UK TV review: The Teacher: Season 1 (2022)
Review Overview
Cast
6Plotting
3David Farnor | On 06, Feb 2022
Is there a TV show around today that doesn’t have Sheridan Smith in it? The prolific actress is particularly omnipresent at the start of 2022, appearing recently in BBC One’s Four Lives and soon to be seen in ITV’s No Return – and, in between the two, starring in Channel 5’s The Teacher. There’s a reason she’s so in demand: she’s capable of finding the humanity in any character, anchoring even the most far-fetched premises in something relatable and engaging. In the case of The Teacher, that skill is tested to the limit.

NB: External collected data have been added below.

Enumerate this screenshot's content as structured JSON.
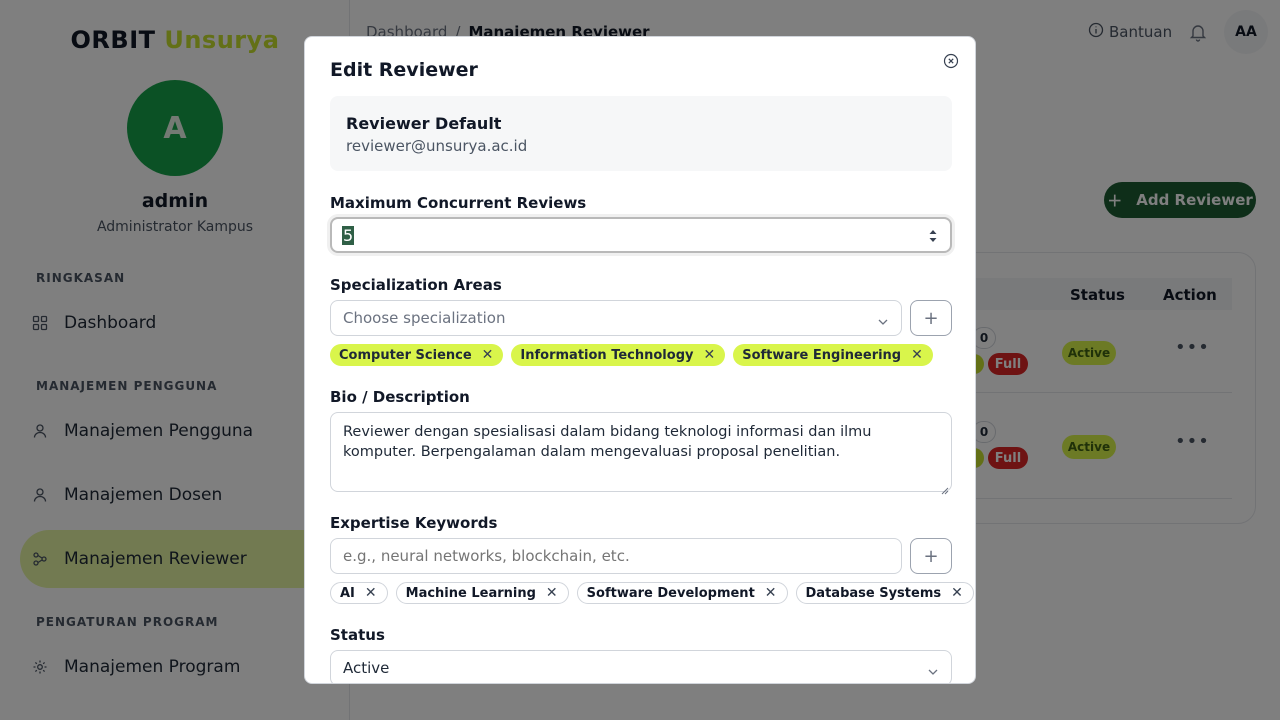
{
  "brand": {
    "part1": "ORBIT",
    "part2": "Unsurya"
  },
  "profile": {
    "initial": "A",
    "name": "admin",
    "role": "Administrator Kampus"
  },
  "sidebar": {
    "sections": [
      "RINGKASAN",
      "MANAJEMEN PENGGUNA",
      "PENGATURAN PROGRAM"
    ],
    "items": [
      {
        "label": "Dashboard",
        "icon": "grid-icon"
      },
      {
        "label": "Manajemen Pengguna",
        "icon": "user-icon"
      },
      {
        "label": "Manajemen Dosen",
        "icon": "user-icon"
      },
      {
        "label": "Manajemen Reviewer",
        "icon": "users-network-icon",
        "active": true
      },
      {
        "label": "Manajemen Program",
        "icon": "gear-icon"
      }
    ]
  },
  "header": {
    "breadcrumb": [
      "Dashboard",
      "Manajemen Reviewer"
    ],
    "help": "Bantuan",
    "user_initials": "AA"
  },
  "page": {
    "add_button": "Add Reviewer",
    "table_headers": [
      "Status",
      "Action"
    ],
    "rows": [
      {
        "count": "0",
        "capacity": "Full",
        "status": "Active"
      },
      {
        "count": "0",
        "capacity": "Full",
        "status": "Active"
      }
    ]
  },
  "modal": {
    "title": "Edit Reviewer",
    "reviewer": {
      "name": "Reviewer Default",
      "email": "reviewer@unsurya.ac.id"
    },
    "max_reviews": {
      "label": "Maximum Concurrent Reviews",
      "value": "5"
    },
    "specialization": {
      "label": "Specialization Areas",
      "placeholder": "Choose specialization",
      "tags": [
        "Computer Science",
        "Information Technology",
        "Software Engineering"
      ]
    },
    "bio": {
      "label": "Bio / Description",
      "value": "Reviewer dengan spesialisasi dalam bidang teknologi informasi dan ilmu komputer. Berpengalaman dalam mengevaluasi proposal penelitian."
    },
    "keywords": {
      "label": "Expertise Keywords",
      "placeholder": "e.g., neural networks, blockchain, etc.",
      "tags": [
        "AI",
        "Machine Learning",
        "Software Development",
        "Database Systems"
      ]
    },
    "status": {
      "label": "Status",
      "value": "Active"
    }
  },
  "colors": {
    "accent_lime": "#d9f54b",
    "primary_green": "#1d5c33",
    "avatar_green": "#16a34a",
    "danger": "#dc2626"
  }
}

The series follows Jenna, an English teacher who is single and determined to make the most of it, going out regularly for drunken nights of excess and then turning up hungover at work the next morning. So far, so unbelievable, with her outfits and behaviour unlikely to be tolerated, even as her class gets good marks in their mock GCSE exams. Things get even harder to believe when Jenna goes out to celebrate a promotion and winds up so drunk that she can’t remember the rest of the night – which means she’s unable to completely deny allegations that she has slept with one of her students, 15-year-old Kyle (Samuel Bottomley).

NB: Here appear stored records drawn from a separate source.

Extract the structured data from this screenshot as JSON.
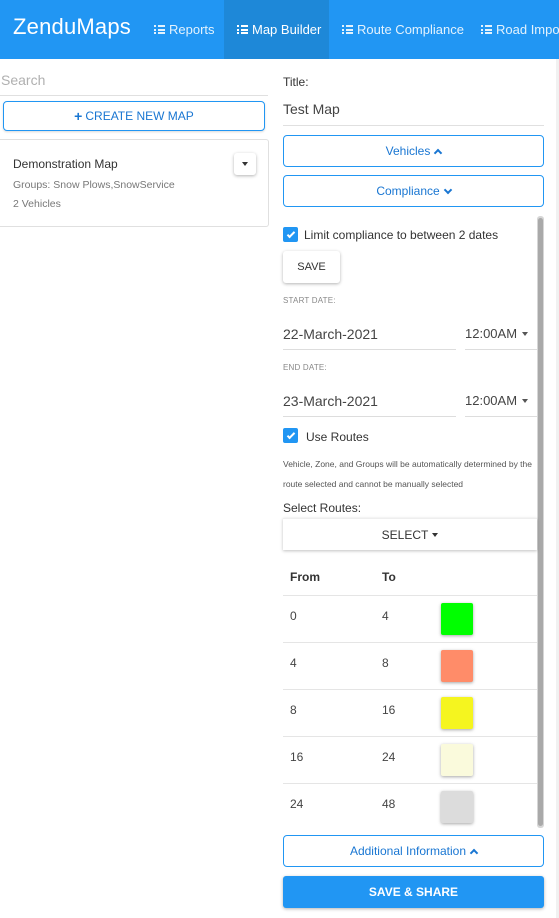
{
  "navbar": {
    "brand": "ZenduMaps",
    "tabs": [
      {
        "label": "Reports",
        "icon": "list-icon"
      },
      {
        "label": "Map Builder",
        "icon": "list-icon",
        "active": true
      },
      {
        "label": "Route Compliance",
        "icon": "list-icon"
      },
      {
        "label": "Road Import",
        "icon": "list-icon"
      }
    ]
  },
  "sidebar": {
    "search_placeholder": "Search",
    "create_label": "CREATE NEW MAP",
    "maps": [
      {
        "name": "Demonstration Map",
        "groups": "Groups: Snow Plows,SnowService",
        "vehicles": "2 Vehicles"
      }
    ]
  },
  "editor": {
    "title_label": "Title:",
    "title_value": "Test Map",
    "vehicles_label": "Vehicles",
    "compliance_label": "Compliance",
    "limit_label": "Limit compliance to between 2 dates",
    "save_label": "SAVE",
    "start_date_label": "START DATE:",
    "start_date": "22-March-2021",
    "start_time": "12:00AM",
    "end_date_label": "END DATE:",
    "end_date": "23-March-2021",
    "end_time": "12:00AM",
    "use_routes_label": "Use Routes",
    "help_text": "Vehicle, Zone, and Groups will be automatically determined by the route selected and cannot be manually selected",
    "select_routes_label": "Select Routes:",
    "select_label": "SELECT",
    "table": {
      "headers": [
        "From",
        "To"
      ],
      "rows": [
        {
          "from": "0",
          "to": "4",
          "color": "#00ff00"
        },
        {
          "from": "4",
          "to": "8",
          "color": "#ff8c69"
        },
        {
          "from": "8",
          "to": "16",
          "color": "#f5f51f"
        },
        {
          "from": "16",
          "to": "24",
          "color": "#fafadc"
        },
        {
          "from": "24",
          "to": "48",
          "color": "#dcdcdc"
        }
      ]
    },
    "additional_label": "Additional Information",
    "save_share_label": "SAVE & SHARE"
  },
  "colors": {
    "accent": "#2196f3",
    "nav_active": "#1e88d8"
  }
}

Things are made complicated by the fact that we see her flirting with Kyle during the day at school, even remarking to her colleague, Pauline (Cecilia Noble), that the teenager reminds her of an ex-boyfriend. And so the stage is set for a mystery thriller that aims to remain enigmatic, with us unsure who to believe – or whether to trust Jenna’s belief that she’s innocent and wouldn’t ever cross such an ethical line.
Except, of course, the show does have to take a position and pretty quickly if it wants to wrap things up in four episodes – and, while the script crafts some wrong-footing elements, once we do get to the point where we’re confident about what happened, it’s both a frustrating U-turn in the narrative and a set-up for increasingly artificial revelations.
Fortunately, though, this isn’t just any old twisting drama – this is a twisting drama starring Sheridan Smith, and she’s able to ground each incident and encounter with a moving sense of a woman’s life falling apart, even as she’s seemingly trying to do the right thing. Her performance, plus a convincingly naive turn from Samuel Botttomley, makes this a compelling, if unsatisfying, tale, one that tries to be more ambiguous than the recent US drama A Teacher (in which an illegal relationship does happen) but winds up failing to interrogate themes of abuse and trauma in favour of contrived cliffhangers. A for effort, but a D for attainment.